CMS-Required Reporting
WHP collects, analyzes, and reports data from CMS-required reporting on quality and outcome measures. Collection and analysis of the data permit WHP to measure health outcomes and other indices of quality and to utilize the data to identify opportunities for improvement. These data sources include:
Healthcare Effectiveness Data and Information Set (HEDIS®) – This is a set of standardized performance measures designed to ensure that consumers have the information they need for reliable comparison of organization performance.
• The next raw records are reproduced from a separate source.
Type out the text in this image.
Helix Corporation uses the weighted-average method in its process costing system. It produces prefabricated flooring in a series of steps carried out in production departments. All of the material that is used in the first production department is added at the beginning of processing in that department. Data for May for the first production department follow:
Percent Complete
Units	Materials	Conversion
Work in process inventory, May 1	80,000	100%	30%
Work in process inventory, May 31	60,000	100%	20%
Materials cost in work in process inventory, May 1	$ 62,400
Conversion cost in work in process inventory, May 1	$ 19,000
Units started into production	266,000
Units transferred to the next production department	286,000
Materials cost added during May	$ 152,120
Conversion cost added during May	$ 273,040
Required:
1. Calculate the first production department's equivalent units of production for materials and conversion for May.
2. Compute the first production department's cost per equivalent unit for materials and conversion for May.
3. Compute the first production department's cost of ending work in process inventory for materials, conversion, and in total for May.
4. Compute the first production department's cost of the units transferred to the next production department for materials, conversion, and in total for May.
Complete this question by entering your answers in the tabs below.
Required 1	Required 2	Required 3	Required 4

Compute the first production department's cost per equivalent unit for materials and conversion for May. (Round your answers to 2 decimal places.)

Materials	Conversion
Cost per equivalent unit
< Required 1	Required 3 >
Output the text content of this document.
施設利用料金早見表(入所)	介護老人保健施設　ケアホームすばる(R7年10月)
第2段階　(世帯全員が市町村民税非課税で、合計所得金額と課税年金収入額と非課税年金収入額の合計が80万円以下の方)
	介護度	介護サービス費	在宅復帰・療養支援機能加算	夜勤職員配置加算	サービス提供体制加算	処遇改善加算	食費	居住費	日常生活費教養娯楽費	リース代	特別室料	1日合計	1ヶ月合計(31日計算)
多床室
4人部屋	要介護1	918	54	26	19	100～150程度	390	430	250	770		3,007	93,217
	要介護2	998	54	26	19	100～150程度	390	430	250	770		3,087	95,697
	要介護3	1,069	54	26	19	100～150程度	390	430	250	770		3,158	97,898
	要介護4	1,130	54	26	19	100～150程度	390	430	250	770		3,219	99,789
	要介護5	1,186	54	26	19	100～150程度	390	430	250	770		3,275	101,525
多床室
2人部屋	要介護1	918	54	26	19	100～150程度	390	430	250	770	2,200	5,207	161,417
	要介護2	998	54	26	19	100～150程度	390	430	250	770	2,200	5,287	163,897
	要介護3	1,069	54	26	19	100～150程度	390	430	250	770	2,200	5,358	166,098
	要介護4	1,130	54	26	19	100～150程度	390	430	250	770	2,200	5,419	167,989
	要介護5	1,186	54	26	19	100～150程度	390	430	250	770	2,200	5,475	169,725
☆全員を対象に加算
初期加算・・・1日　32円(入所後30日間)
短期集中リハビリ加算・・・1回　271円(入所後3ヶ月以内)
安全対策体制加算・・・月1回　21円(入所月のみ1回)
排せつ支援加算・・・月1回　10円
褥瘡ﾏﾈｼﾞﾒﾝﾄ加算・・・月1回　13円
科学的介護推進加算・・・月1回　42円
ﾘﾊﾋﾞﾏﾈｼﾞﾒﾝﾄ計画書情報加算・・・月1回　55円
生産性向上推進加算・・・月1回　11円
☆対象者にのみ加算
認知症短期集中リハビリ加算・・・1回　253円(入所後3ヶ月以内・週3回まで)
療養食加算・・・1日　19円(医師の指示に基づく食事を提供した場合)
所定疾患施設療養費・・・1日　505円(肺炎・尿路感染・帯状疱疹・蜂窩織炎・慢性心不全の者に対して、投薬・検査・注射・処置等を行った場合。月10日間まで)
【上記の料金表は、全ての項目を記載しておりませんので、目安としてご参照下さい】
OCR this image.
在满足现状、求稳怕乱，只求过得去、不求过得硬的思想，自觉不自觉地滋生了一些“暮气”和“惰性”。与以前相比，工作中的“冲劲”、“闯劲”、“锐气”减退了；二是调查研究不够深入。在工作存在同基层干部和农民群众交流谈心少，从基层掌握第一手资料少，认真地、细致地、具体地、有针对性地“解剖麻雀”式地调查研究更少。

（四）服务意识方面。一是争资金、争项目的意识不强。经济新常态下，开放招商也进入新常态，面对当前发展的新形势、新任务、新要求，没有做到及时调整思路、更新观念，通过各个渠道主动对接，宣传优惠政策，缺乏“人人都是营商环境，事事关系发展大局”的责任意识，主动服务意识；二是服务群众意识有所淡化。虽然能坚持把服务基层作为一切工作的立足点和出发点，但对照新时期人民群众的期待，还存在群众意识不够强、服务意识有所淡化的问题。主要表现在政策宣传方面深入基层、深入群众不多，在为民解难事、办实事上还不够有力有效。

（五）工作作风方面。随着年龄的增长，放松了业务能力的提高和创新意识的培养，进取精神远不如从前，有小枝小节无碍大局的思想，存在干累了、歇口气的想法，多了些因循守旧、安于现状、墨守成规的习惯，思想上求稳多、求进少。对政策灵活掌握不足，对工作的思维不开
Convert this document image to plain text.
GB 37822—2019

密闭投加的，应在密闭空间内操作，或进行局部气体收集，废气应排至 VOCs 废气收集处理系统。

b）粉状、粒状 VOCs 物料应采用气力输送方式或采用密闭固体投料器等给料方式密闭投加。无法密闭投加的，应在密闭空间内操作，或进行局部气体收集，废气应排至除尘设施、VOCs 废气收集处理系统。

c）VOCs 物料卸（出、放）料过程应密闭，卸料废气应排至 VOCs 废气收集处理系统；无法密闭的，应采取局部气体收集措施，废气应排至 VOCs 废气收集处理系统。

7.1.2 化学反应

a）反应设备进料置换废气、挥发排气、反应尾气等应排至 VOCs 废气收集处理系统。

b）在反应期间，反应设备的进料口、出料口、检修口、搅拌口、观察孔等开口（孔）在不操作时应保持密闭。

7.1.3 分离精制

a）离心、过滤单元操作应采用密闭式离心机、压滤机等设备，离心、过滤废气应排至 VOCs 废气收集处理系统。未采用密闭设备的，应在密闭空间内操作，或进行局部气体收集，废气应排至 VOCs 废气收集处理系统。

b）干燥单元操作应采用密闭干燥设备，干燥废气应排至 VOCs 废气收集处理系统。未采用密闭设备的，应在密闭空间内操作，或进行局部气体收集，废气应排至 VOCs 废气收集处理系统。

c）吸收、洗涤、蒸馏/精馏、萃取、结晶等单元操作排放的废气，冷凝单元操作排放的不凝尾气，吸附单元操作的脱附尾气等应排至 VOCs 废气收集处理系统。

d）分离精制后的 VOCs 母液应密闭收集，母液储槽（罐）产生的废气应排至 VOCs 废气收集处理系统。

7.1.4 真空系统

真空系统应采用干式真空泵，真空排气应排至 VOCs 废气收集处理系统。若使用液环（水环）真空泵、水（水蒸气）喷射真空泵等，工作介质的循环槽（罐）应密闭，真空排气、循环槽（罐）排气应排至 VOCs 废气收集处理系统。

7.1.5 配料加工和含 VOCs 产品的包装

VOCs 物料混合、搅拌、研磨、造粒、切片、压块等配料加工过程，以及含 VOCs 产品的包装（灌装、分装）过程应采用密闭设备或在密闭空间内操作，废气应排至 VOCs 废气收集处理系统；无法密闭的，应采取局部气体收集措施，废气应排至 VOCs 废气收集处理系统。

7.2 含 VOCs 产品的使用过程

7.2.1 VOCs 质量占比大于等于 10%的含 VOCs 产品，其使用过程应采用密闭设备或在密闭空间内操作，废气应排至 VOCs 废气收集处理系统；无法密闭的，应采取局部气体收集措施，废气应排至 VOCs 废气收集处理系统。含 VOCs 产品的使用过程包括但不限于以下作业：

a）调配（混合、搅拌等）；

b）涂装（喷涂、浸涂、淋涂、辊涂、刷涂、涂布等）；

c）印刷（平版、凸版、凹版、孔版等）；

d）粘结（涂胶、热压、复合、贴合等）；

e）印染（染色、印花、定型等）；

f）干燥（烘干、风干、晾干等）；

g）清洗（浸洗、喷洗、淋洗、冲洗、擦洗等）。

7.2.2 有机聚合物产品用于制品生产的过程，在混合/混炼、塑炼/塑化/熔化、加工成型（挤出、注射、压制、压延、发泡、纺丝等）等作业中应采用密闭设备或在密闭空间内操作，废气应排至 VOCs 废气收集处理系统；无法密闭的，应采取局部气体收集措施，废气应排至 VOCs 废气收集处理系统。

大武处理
Specific areas of concentration include: effectiveness of care, access/availability of care, and improving our members’ ability to make informed health care choices.
Consumer Assessment of Healthcare Providers and Systems (CAHPS®) Surveys – A comprehensive and evolving family of standardized surveys that ask consumers and patients to report on and evaluate their experiences with health care. These surveys cover topics that are important to consumers, such as the communication skills of providers and the accessibility of services.
Medicare Health Outcomes Survey (HOS®) - The goal of the Medicare HOS program is to gather valid and reliable health status data in Medicare managed care for use in quality improvement activities, plan accountability, public reporting, and improving health. All managed care plans with Medicare Advantage (MA) contracts must participate.